Qualité des données
Alors que les données sont le coeur même de l'activité des assureurs (pour la tarification, la gestion, etc.), bizarrement, les récolter et les restituer demeure visiblement pour eux une rude tâche. D'ailleurs, Fabrice Pesin, le secrétaire général adjoint de l'Autorité de contrôle prudentiel (ACP), n'a pas manqué de revenir sur la qualité médiocre - pour ne pas dire « catastrophique » - des données fournies par les assureurs pour la cinquième étude d'impact QIS5. « Il y a encore beaucoup de travail à faire sur la qualité des données. Et l'ACP ne peut pas affecter 100% de ses moyens à leur vérification. D'ailleurs, la philosophie de Solvabilité 2 n'est pas que le contrôleur vérifie la qualité des données. C'est la raison pour laquelle l'ACP milite au niveau européen pour qu'il soit prévu un audit externe, réalisé par des personnes compétentes. C'est un sujet aujourd'hui très débattu, notamment dans le cadre d'Omnibus 2, et à l'Eiopa », a-t-il déclaré, lançant une vive polémique avec l'auditoire de la conférence.
Un pas de trop pour l'ACP
Car qui, sinon l'ACP, autorité réputée indépendante et silencieuse, pourrait contrôler les données des assureurs (éminemment sensibles et stratégiques...) ? Les commissaires aux comptes ? Beaucoup s'y refusent, Marcel Kahn (MACSF) en tête. Aux yeux de José Sanchez (CTip), « l'audit des données ajoute du contrôle au contrôle. Cela aura un coût. L'ACP voit qu'elle n'aura pas les moyens de faire du contrôle récurrent ». En clair, pour les assureurs, elle abandonne une partie de ses missions, faute de moyens à la hauteur de sa tâche.
Inversion de la preuve
La question même des audits externes, tels que voulus par l'ACP, est loin de faire l'unanimité. Par ailleurs, la question des données est d'autant plus épineuse qu'il s'agit de toutes les récolter, sans exception, et de s'assurer de leur qualité, de leur provenance et de leur traçabilité. « Il ne s'agit pas seulement des données internes aux compagnies, mais aussi de celles de tous les prestataires, gestionnaires, courtiers, etc. Le chemin semble encore long ! », a commenté Jean-Marc Boyer, directeur général du groupe Pasteur Mutualité.

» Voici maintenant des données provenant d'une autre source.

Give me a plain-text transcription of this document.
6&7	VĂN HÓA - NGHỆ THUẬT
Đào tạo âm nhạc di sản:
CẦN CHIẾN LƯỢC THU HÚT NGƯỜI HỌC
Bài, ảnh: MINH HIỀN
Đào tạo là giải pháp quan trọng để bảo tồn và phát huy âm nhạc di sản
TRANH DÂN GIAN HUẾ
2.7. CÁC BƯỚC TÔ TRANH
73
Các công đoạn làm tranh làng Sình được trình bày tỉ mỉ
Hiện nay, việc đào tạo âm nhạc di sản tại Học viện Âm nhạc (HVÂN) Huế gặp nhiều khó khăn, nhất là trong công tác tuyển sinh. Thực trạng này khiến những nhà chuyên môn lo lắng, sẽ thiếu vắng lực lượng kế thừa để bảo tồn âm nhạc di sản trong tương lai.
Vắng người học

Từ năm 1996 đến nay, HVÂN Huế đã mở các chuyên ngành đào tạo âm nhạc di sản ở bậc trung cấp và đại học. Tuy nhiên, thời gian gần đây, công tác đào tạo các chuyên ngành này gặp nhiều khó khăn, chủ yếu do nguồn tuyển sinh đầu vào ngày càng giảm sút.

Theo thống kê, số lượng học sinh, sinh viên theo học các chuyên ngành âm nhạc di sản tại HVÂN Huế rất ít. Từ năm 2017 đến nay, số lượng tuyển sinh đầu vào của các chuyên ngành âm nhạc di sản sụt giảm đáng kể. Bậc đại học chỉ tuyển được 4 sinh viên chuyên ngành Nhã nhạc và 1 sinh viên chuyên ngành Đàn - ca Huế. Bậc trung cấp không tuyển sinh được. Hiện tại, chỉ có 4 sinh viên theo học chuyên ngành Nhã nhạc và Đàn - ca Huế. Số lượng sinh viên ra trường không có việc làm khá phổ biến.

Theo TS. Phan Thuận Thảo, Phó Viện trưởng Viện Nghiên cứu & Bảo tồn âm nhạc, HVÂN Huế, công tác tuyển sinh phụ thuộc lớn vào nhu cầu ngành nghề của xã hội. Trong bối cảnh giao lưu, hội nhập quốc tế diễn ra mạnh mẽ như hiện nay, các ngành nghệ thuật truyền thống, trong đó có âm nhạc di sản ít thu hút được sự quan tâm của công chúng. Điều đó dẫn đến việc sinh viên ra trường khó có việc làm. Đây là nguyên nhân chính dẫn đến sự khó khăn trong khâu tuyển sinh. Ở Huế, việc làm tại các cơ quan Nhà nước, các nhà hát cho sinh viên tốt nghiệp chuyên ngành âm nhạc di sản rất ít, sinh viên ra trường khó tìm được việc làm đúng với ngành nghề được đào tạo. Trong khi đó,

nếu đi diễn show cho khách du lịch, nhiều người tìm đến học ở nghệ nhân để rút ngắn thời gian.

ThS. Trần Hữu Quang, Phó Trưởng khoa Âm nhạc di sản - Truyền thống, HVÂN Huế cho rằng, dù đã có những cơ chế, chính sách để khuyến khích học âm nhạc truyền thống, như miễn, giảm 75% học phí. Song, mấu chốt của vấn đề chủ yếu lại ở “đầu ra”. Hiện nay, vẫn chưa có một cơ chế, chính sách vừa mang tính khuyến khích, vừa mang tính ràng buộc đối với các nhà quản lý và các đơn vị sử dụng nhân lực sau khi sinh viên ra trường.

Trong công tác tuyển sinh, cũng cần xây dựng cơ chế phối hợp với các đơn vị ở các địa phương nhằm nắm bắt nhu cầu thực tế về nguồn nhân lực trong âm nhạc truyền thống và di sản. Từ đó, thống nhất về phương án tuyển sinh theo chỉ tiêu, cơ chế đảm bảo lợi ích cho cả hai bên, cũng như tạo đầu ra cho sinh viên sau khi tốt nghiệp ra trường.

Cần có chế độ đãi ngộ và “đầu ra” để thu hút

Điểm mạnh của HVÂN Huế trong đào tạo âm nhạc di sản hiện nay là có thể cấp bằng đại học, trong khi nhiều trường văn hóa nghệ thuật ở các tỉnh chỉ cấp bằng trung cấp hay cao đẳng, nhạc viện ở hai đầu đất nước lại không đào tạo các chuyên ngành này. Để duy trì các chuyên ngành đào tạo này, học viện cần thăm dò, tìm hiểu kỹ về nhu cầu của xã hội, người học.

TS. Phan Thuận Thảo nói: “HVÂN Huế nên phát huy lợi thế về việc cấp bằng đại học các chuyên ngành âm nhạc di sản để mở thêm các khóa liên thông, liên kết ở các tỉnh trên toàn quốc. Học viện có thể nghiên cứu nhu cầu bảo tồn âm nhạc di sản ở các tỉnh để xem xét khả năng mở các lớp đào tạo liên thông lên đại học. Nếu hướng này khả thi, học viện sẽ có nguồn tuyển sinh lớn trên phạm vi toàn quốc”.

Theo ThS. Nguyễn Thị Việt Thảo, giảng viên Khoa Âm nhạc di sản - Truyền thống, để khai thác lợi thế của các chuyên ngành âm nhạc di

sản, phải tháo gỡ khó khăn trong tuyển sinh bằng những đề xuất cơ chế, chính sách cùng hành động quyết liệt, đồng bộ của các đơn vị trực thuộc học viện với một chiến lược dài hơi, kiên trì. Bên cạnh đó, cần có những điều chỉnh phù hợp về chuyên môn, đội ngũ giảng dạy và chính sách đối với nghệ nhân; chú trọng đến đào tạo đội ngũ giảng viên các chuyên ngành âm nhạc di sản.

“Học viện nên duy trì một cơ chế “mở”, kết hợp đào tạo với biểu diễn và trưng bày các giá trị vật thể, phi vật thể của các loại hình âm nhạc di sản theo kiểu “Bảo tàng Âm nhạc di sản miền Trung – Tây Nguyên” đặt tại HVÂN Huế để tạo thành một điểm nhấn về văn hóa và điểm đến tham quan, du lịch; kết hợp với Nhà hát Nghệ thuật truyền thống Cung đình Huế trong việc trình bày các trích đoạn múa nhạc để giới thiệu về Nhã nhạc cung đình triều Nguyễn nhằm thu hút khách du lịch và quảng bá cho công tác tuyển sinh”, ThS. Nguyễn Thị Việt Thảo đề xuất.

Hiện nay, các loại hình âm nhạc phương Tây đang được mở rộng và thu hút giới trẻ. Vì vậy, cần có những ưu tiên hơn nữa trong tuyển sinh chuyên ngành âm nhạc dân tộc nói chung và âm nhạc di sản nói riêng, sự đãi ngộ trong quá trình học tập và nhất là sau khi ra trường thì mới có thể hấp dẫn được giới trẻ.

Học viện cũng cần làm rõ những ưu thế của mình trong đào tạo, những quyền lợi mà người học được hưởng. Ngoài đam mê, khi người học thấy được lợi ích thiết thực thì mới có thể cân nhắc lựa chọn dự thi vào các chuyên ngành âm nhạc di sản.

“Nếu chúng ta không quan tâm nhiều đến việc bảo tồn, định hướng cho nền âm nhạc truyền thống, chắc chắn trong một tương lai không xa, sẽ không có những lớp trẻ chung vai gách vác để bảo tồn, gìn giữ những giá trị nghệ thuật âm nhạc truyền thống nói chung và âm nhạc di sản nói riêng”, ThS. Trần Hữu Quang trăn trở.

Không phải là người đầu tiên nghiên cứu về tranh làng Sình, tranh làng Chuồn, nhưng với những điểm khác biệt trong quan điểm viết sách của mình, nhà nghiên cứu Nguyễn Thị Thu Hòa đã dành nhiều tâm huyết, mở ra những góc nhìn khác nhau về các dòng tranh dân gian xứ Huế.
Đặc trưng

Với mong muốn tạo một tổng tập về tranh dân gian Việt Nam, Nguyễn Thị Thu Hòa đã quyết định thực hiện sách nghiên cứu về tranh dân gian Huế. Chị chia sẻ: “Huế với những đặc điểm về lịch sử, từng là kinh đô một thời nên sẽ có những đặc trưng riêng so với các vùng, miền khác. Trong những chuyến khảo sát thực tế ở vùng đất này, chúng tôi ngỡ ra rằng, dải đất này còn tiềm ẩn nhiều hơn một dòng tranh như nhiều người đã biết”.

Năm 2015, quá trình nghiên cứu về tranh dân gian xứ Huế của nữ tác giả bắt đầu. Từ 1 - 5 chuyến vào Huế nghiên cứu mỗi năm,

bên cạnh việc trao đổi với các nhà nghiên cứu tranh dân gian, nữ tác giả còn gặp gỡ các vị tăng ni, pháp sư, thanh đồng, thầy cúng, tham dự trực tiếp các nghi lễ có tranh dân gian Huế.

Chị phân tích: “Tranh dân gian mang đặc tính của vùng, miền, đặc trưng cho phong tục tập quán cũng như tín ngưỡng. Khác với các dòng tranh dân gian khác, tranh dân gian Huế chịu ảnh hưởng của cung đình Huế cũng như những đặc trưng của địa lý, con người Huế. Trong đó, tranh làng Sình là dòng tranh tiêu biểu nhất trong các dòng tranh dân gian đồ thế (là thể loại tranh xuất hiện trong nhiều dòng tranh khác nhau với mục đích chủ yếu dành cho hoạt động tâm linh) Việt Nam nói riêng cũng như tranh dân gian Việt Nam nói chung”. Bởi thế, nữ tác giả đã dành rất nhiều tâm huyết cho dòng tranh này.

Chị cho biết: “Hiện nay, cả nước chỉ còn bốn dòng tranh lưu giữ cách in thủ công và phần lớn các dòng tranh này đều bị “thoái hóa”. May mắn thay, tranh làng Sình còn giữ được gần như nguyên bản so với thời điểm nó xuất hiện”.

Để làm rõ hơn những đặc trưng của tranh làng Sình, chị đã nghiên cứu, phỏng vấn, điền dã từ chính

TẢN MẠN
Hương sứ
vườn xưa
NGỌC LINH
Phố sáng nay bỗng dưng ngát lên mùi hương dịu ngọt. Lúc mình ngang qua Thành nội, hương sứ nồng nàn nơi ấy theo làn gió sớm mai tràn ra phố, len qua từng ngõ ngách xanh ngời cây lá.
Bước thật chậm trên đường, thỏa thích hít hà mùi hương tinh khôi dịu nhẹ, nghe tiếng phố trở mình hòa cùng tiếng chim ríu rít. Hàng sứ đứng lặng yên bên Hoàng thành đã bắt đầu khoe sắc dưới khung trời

« Oui, les courtiers sont concernés. Exclure les courtiers de Solvabilité 2 aurait été méconnaître la chaîne de distribution de l'assurance et la place des courtiers dans la chaîne de valeur. La norme EDI Courtage 2.0 répond aux besoins fixés dans Solvabilité 2, puisque cela assure la traçabilité et la fiabilité des données. J'observe juste qu'avec cette réforme, la charge de la preuve s'est inversée : il appartient à l'assureur de démontrer qu'il a bien tout contrôlé, vérifié, et non plus à l'ACP... », commente Philippe Saby, directeur courtage chez Generali.
Pourtant, pour le président de la commission juridique et fiscale de la Chambre syndicale des courtiers d'assurances (CSCA), Christophe Pardessus, EDI Courtage n'est « pas suffisante » pour répondre aux enjeux posés sur les données. « Il y a eu une prise de conscience assez tardive de la profession, reconnaît-il. Mais nous y travaillons. » À écouter cependant Hervé Houdard, directeur général de Siaci Saint-Honoré, « Solvabilité 2 est davantage un sujet d'assureurs ». Celui-ci pointe le fait que la gestion des risques, a fortiori les risques opérationnels, relève de la responsabilité des compagnies d'assurances. Il ajoute que, certes, les courtiers ont un certain nombre d'obligations à respecter, mais que les assureurs doivent surtout s'organiser en interne...
Changement d'habitudes
Pour Frédérique Moy, responsable Solvabilité 2 chez Axa France, chaque étape de transmission d'une donnée, que ce soit à la souscription ou pendant la gestion du contrat, doit être contrôlée. Or, « il peut effectivement y avoir du retard dans la transmission des informations, notamment dans les assurances collectives ». Car la qualité des données pose également un enjeu autrement plus corsé pour les assureurs : les délais de transmission de ces données. Toute la profession, des compagnies aux prestataires, va devoir revoir des pratiques solidement ancrées. « Sous Solvabilité 2, lorsque, par exemple, l'encaissement des primes dépassera quatre-vingt-dix jours, les assureurs devront immobiliser 90% de la créance en fonds propres », rappelle Philippe Saby, directeur courtage chez Generali. Toutefois, « pour raccourcir les délais de transmission tout en assurant la qualité de cette dernière, encore faut-il que les assureurs s'organisent », répond Hervé Houdard, directeur général de Siaci Saint-Honoré...
Reste que la tâche est immense : pas moins de soixante-sept états sont demandés aux assureurs dans le cadre du QRT, rappelle Gildas Robert, practice leader Solvabilité 2 chez Optimind. « Une demande très forte de grande transparence est faite aux assureurs, qui n'y étaient pas habitués... Avant, le reporting se faisait a posteriori. Là il doit se faire en continu. Le reporting 2014 ne pourra pas être parfait. Il faut capitaliser d'une année sur l'autre », conclut-il.